Je me demande cependant aujourd’hui si ne pas communiquer peut être un acte tout aussi puissant. Un choix de concentration, de rigueur. Une manière de rester dans l’intensité du présent, dans le chantier, dans l’écoute. Ne pas tout montrer est aussi préserver un certain mystère, une part de lenteur.
D’ailleurs, de plus en plus de jeunes architectes questionnent la surexposition. Ils refusent de produire des images trop tôt. Ils privilégient les récits oraux, les visites commentées, les retours d’expérience. Ils cherchent à renouer avec une parole située, incarnée, plutôt qu’avec des dispositifs de communication uniformisés. Mais ce discours n’est-il pas écrasé par la machine de notre monde en mouvement ? Peut-on vraiment réussir à se faire une place sans jouer le jeu de la stimulation par l’image et la nouveauté ?

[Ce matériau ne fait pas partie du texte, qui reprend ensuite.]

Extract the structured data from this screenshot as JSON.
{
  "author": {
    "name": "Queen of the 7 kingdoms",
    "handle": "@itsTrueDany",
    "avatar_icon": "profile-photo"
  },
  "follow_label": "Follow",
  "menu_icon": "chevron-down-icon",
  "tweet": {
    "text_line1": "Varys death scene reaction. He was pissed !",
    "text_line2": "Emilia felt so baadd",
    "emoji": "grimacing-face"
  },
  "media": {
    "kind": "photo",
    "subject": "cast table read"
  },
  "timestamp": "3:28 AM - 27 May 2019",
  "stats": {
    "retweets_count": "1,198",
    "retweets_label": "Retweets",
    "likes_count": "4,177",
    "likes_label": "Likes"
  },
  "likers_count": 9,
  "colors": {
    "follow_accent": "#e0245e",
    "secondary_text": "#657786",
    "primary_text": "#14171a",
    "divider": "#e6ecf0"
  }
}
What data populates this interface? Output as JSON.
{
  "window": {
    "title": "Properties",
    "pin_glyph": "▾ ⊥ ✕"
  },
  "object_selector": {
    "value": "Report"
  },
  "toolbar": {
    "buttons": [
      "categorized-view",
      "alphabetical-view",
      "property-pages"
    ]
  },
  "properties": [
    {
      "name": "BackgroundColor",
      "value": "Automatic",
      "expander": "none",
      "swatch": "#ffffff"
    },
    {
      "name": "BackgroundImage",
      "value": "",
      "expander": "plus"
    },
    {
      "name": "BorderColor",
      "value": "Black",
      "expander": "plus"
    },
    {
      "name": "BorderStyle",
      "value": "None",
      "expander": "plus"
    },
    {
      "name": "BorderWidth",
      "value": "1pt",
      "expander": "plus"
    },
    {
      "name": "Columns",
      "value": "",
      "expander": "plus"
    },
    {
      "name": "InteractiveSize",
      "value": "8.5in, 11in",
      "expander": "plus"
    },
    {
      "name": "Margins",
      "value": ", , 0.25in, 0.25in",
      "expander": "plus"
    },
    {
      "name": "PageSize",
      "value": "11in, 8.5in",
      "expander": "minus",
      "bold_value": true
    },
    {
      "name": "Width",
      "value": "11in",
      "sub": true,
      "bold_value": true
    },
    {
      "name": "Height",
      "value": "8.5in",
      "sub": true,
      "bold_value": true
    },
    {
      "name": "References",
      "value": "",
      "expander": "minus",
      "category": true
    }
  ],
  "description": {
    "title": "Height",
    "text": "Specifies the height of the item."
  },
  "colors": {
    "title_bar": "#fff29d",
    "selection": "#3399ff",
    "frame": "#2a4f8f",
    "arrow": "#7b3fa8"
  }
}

Peut-on faire carrière sans jamais se raconter ? Peut-on faire œuvre sans s’exposer ?
Des architectures n’ont pas besoin de mots. Ou, plutôt, qui les méritent longtemps après. Des architectures qui parlent par leur silence, leur usage, leur justesse. Elles s’inscrivent dans une continuité plus que dans une actualité. On ne les découvre pas dans une revue mais au détour d’un territoire, par hasard ou par le bouche-à-oreille ou un regard flâneur. Leur communication est implicite, elle sont rares toutefois. Pourtant nous cherchons tous à découvrir et apprendre d’architectures inconnues découvertes finalement plus facilement que des œuvres exposées.
Historiquement, beaucoup d’architectes admirés aujourd’hui n’ont pas été médiatisés de leur vivant. Certains ont même choisi l’ombre. Si leur postérité s’est construite, c’est souvent parce qu’un regard extérieur, critique ou universitaire, a pris le temps de les mettre en lumière, parfois des années plus tard.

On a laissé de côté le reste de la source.